If you’re a Cook’s Illustrated junkie like me, then you’ll likely have at least one of the magazine’s cookbooks. The one that sits on my shelf—and that I thumb through more than any of my other cookbooks by far—is The Best Recipe, which I rely on when I want to make … well … the best version of a bunch of your standard—and not so standard—fare.
The Best Recipe‘s banana bread is solid. Sure I may wander a bit off the recommended line-up, but I pretty much stay true to its spirit and intent. (Mostly, my departures are because I’ve run out of one ingredient or another, or that I just want a little taste of something different.)
Since it’s summertime, and berries are in season, I decided to add blueberries to the banana bread mix. Yay. I also made a couple other alterations as follows:
- 2 cups all-purpose flour
- 3/4 cup sugar (I cut back to a little more than 1/2 a cup; the last time I made this, I found the bread a tad too sweet for my liking)
- 3/4 teaspoon baking soda
- 1/2 teaspoon salt
- 1 1/4 cups toasted walnuts, chopped course to make about 1 cup (didn’t have any walnuts, but no matter; I subbed 1 cup blueberries in place of the nuts)
- 3 ripe, soft large bananas, mashed well (I only had 2 big bananas and that worked perfectly well—in fact, I think the more subtle 2-banana flavor made for a better balance against the 1 cup blueberries)
- 1/4 cup plain yogurt (Straus Creamery whole yogurt seems to make the batter that much more luscious and moist)
- 2 large eggs, beaten lightly
- 6 tablespoons butter, melted and cooled (I went with 2 tablespoons butter, plus 1/4 cup vegetable oil instead)
- 1 teaspoon vanilla extract
I started by mashing up the uber-ripe bananas in a bowl. Then in another bowl, I whisked together the dry ingredients: flour, sugar, baking soda and salt. I then shifted back to the mashed nanners and mixed in the liquidy yogurt, beaten eggs, melted butter, vanilla and vegetable oil.
This is when I flipped on the oven to 350 degree F. While the oven was heating up, I went back to it, folding the liquid mix into the dry ingredients until almost fully combined. In went the blueberries. Just a few more turns of the rubber spatula, et voila. The batter was ready. Definitely didn’t want to overmix it—otherwise, the gluten in the flour would get all worked up, and I’d have a chewy, dense bread on my hands.

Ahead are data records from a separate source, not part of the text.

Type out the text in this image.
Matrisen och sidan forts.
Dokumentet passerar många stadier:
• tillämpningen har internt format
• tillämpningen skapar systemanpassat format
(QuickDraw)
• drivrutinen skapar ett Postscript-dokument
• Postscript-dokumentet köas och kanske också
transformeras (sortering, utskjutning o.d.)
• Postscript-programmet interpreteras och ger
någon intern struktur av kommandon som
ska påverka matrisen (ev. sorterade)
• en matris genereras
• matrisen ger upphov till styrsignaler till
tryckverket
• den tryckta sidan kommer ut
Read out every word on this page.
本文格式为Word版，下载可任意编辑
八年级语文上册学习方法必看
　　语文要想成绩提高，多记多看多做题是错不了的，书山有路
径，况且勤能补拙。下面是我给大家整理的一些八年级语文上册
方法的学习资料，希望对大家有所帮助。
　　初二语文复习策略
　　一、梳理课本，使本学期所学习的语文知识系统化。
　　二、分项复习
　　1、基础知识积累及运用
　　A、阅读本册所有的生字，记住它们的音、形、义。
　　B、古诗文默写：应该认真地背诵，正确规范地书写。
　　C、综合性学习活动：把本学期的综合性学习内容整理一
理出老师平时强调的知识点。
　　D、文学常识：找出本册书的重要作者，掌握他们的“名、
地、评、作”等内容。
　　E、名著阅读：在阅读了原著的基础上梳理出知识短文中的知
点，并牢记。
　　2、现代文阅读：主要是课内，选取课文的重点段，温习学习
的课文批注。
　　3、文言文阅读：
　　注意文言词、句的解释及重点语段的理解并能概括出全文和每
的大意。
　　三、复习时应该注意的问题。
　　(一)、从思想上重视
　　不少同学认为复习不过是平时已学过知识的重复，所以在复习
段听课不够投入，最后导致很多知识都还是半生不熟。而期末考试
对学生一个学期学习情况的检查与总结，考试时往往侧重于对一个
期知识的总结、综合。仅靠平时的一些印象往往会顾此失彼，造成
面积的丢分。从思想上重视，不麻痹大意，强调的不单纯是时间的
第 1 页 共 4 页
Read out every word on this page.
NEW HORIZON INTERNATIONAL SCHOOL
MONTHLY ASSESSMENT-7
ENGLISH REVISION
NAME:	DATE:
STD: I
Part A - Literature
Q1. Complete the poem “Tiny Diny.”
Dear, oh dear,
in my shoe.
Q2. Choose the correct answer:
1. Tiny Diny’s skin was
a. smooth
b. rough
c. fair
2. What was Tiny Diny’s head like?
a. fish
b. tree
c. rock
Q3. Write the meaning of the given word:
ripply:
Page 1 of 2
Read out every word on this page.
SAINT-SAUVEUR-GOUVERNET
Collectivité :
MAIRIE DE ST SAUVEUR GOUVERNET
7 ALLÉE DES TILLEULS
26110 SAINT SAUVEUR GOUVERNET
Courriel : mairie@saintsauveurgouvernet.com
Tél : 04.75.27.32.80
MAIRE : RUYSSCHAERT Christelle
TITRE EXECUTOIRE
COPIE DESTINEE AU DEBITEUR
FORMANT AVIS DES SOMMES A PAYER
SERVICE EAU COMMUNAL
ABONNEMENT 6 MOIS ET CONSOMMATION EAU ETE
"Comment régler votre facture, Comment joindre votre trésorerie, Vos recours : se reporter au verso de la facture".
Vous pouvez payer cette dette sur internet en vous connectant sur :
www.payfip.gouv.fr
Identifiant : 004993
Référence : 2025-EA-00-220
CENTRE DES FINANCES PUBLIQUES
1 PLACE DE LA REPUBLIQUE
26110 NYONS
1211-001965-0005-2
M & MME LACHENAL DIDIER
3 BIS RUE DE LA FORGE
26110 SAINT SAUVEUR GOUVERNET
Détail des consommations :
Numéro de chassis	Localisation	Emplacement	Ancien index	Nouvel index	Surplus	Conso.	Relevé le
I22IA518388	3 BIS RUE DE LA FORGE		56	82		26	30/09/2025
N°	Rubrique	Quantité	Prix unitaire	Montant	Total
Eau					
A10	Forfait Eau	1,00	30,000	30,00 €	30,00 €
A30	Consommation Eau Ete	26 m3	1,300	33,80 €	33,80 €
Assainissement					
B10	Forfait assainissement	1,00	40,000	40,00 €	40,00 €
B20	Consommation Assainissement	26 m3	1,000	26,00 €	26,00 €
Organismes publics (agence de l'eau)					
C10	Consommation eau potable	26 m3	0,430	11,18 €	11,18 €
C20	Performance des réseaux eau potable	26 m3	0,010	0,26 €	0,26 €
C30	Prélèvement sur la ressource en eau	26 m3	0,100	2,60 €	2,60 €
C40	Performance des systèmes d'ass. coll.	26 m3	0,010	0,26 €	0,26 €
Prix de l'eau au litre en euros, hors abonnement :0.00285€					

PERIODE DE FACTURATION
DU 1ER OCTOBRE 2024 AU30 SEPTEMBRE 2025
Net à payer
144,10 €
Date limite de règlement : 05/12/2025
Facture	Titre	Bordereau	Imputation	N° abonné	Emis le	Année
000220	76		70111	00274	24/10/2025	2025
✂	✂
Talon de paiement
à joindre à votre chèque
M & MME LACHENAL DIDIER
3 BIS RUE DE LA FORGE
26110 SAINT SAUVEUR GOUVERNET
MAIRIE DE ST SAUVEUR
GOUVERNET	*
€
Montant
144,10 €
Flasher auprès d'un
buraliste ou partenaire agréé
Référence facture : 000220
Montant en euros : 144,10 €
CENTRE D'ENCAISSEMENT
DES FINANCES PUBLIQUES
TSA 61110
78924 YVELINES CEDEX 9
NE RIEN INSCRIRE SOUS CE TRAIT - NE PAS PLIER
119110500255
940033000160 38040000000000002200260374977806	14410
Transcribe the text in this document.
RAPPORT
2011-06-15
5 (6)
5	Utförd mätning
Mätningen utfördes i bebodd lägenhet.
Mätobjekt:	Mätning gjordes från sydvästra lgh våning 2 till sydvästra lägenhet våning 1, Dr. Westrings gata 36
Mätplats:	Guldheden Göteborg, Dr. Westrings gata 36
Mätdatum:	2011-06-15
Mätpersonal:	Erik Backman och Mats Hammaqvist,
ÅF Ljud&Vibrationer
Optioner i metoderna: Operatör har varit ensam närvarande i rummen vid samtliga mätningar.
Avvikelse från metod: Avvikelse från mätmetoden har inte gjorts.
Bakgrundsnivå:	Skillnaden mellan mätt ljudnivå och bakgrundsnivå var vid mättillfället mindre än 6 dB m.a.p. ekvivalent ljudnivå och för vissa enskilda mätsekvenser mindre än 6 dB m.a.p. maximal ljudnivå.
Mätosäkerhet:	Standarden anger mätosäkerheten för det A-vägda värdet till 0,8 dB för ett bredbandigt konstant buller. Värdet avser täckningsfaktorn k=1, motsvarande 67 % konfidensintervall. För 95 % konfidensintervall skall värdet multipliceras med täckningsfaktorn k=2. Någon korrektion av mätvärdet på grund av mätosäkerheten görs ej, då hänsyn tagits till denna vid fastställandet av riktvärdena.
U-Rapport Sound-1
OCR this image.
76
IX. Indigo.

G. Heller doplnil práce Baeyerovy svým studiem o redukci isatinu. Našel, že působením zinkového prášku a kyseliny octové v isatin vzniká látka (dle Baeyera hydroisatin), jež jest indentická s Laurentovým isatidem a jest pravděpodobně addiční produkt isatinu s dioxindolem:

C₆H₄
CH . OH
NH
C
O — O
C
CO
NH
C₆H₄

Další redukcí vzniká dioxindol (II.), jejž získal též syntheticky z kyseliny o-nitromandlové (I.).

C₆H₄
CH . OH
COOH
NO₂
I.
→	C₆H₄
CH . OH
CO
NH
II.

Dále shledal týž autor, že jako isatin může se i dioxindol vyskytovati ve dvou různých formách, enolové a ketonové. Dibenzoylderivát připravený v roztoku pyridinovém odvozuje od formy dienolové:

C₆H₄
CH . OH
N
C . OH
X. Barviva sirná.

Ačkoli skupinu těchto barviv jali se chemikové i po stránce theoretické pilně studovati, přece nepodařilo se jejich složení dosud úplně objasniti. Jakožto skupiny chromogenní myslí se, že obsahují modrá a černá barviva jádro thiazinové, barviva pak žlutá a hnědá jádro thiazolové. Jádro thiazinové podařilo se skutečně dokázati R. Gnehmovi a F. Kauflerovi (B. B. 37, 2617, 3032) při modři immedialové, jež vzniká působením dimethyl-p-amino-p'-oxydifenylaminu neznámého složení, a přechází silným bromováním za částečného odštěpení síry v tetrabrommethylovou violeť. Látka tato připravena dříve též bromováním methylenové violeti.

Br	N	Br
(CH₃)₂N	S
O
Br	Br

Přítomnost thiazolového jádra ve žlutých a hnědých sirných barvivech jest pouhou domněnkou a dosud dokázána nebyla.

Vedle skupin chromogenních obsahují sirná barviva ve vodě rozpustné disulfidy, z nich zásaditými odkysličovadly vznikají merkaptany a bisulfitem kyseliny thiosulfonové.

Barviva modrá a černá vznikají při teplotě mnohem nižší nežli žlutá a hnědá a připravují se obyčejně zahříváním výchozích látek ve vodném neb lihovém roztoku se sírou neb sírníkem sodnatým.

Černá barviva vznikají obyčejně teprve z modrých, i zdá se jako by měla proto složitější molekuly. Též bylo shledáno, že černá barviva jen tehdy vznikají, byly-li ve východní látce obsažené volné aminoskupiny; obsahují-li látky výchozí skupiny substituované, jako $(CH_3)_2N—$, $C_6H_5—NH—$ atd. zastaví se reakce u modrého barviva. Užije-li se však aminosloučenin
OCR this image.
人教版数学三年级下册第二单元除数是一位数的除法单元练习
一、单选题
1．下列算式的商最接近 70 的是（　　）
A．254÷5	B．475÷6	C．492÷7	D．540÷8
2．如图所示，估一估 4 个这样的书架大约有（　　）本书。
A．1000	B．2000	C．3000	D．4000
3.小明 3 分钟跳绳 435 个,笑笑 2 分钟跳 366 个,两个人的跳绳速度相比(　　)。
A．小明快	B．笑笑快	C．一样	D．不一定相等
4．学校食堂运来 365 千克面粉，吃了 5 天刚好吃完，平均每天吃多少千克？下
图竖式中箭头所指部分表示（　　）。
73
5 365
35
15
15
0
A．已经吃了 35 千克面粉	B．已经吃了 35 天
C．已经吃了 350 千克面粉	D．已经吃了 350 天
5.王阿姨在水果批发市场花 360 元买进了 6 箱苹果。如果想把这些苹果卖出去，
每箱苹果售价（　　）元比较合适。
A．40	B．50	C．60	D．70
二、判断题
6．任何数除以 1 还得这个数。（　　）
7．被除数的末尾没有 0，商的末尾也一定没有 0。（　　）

I scraped the thick, lumpy batter into a well-greased pan, then slid it into the oven for a good hour-plus. I think I kept it in there for a full 70 minutes, but I started checking the bread at 50, 60, and then 70 … poking it with a chopstick to see if it came out clean (yes, you can use a wooden skewer or toothpick if you don’t care for the larger hole a chopstick will leave.)